L1: Keyword Guard

The L1 layer is an ultra-fast, deterministic keyword filter based on the FlashText algorithm (Aho-Corasick).

Why L1?

AI-based layers (L1.5, L2) are precise but computationally expensive (~20-70ms). L1 allows for the rejection of approximately 40% of known attacks and forbidden content in under 0.01ms.

Main Features

O(n) Performance: Scanning time depends on the text length, not the number of forbidden words.
Multilingual: The default list contains phrases in Polish, English, and German.
Case-Insensitive: Automatic matching regardless of case.

When to use

Basic Security: To block known attack strings, structural headers (### instruction), or company-specific forbidden topics.
Cost Efficiency: L1 should always be enabled to catch simple attacks before they reach more expensive AI layers.
Regulatory Compliance: To enforce strict blocking of specific terms or restricted content.

Common pitfalls

Rigid Lists: Static keywords cannot catch semantic variations (e.g., it blocks “jailbreak” but might miss “break out of jail”). Use L2 for semantic protection.
Large Lists: While FlashText is fast, extremely large lists (millions of words) will increase the startup time and memory usage of the sidecar.
Inadvertent Blocking: Common words added to the blocklist might accidentally block legitimate queries. Always use SHADOW_MODE to test new keywords.

Configuration Example

ENABLE_L1_KEYWORDS=true
L1_BLOCKED_PHRASES='["rm -rf", "drop table", "ignore instructions", "forget everything"]'
# Alternative CSV format:
# L1_BLOCKED_PHRASES="jailbreak,pwned,system prompt"

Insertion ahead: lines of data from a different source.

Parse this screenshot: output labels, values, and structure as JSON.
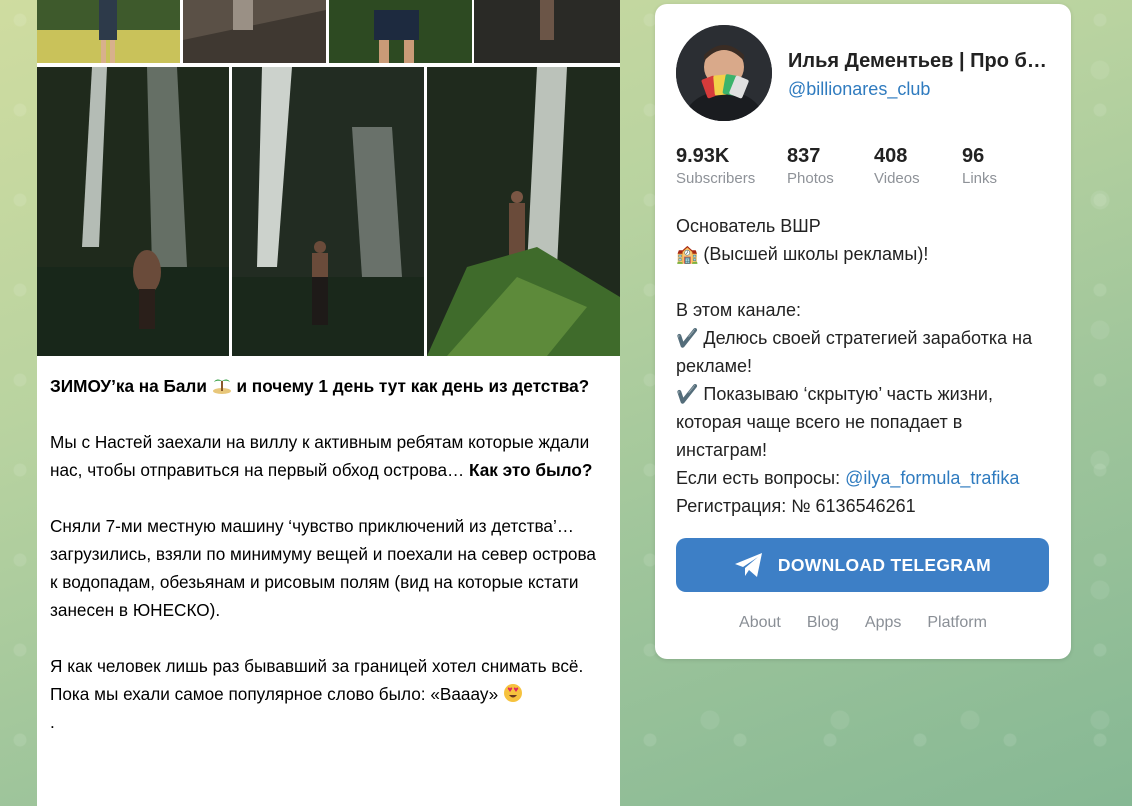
{
  "post": {
    "title_bold": "ЗИМОУ’ка на Бали",
    "title_rest": "и почему 1 день тут как день из детства?",
    "title_emoji": "island-emoji",
    "p2_text": "Мы с Настей заехали на виллу к активным ребятам которые ждали нас, чтобы отправиться на первый обход острова…",
    "p2_bold": "Как это было?",
    "p3_text": "Сняли 7-ми местную машину ‘чувство приключений из детства’… загрузились, взяли по минимуму вещей и поехали на север острова к водопадам, обезьянам и рисовым полям (вид на которые кстати занесен в ЮНЕСКО).",
    "p4_text": "Я как человек лишь раз бывавший за границей хотел снимать всё. Пока мы ехали самое популярное слово было: «Вааау»",
    "p4_emoji": "heart-eyes-emoji",
    "p4_tail": "."
  },
  "channel": {
    "title": "Илья Дементьев | Про бизнес",
    "username": "@billionares_club",
    "stats": [
      {
        "value": "9.93K",
        "label": "Subscribers"
      },
      {
        "value": "837",
        "label": "Photos"
      },
      {
        "value": "408",
        "label": "Videos"
      },
      {
        "value": "96",
        "label": "Links"
      }
    ],
    "description": {
      "line1": "Основатель ВШР",
      "line2": "🏫 (Высшей школы рекламы)!",
      "line3": "В этом канале:",
      "line4": "✔️ Делюсь своей стратегией заработка на рекламе!",
      "line5": "✔️ Показываю ‘скрытую’ часть жизни, которая чаще всего не попадает в инстаграм!",
      "line6_prefix": "Если есть вопросы: ",
      "line6_link": "@ilya_formula_trafika",
      "line7": "Регистрация: № 6136546261"
    },
    "download_label": "DOWNLOAD TELEGRAM",
    "footer_links": [
      "About",
      "Blog",
      "Apps",
      "Platform"
    ]
  },
  "colors": {
    "accent": "#3d7fc6",
    "link": "#2f7bbf",
    "muted": "#8e9298"
  }
}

Hardening: Skeleton Matching & Unicode Resilience

Standard keyword filters are easy to bypass by adding spaces, special characters, or using homoglyphs. SafeLLM features a multi-stage hardening mechanism:

Unicode Normalization (NFKC): Prevents bypasses using different representations of the same character (e.g., combining accents or full-width characters).
Homoglyph Resistance: Prevents attacks using visually similar characters from different alphabets (e.g., Cyrillic “а” vs Latin “a”).
Leetspeak Mapping: Automatically maps common obfuscations like 4 -> a, @ -> a, 1 -> i, etc.
Skeleton Generation: Creates a “skeleton” of the text by keeping only alphanumeric characters, effectively ignoring spaces, dots, and other separators.

Detection Example:

j a i l b r e a k -> BLOCKED
j.a.i.l.b.r.e.a.k -> BLOCKED
j @ 1 l b r 3 @ k -> BLOCKED
### instruction -> BLOCKED (Structural bypass)

Efficiency & Performance

Based on our benchmarks (dataset: prompt_injections.csv with 546 samples):

Jailbreak Recall: ~38% (blocks nearly 40% of attacks in <0.01ms before any AI model is invoked).
Latency Overhead: < 0.01ms (Deterministic CPU processing).
Structural Awareness: Detects 80+ enterprise-grade patterns including role-play headers and system-level overrides.

Configuration

ENABLE_L1_KEYWORDS=true
L1_BLOCKED_PHRASES=["hack", "ignore instructions", "forget everything"]

You can provide the list as a JSON string or a comma-separated list.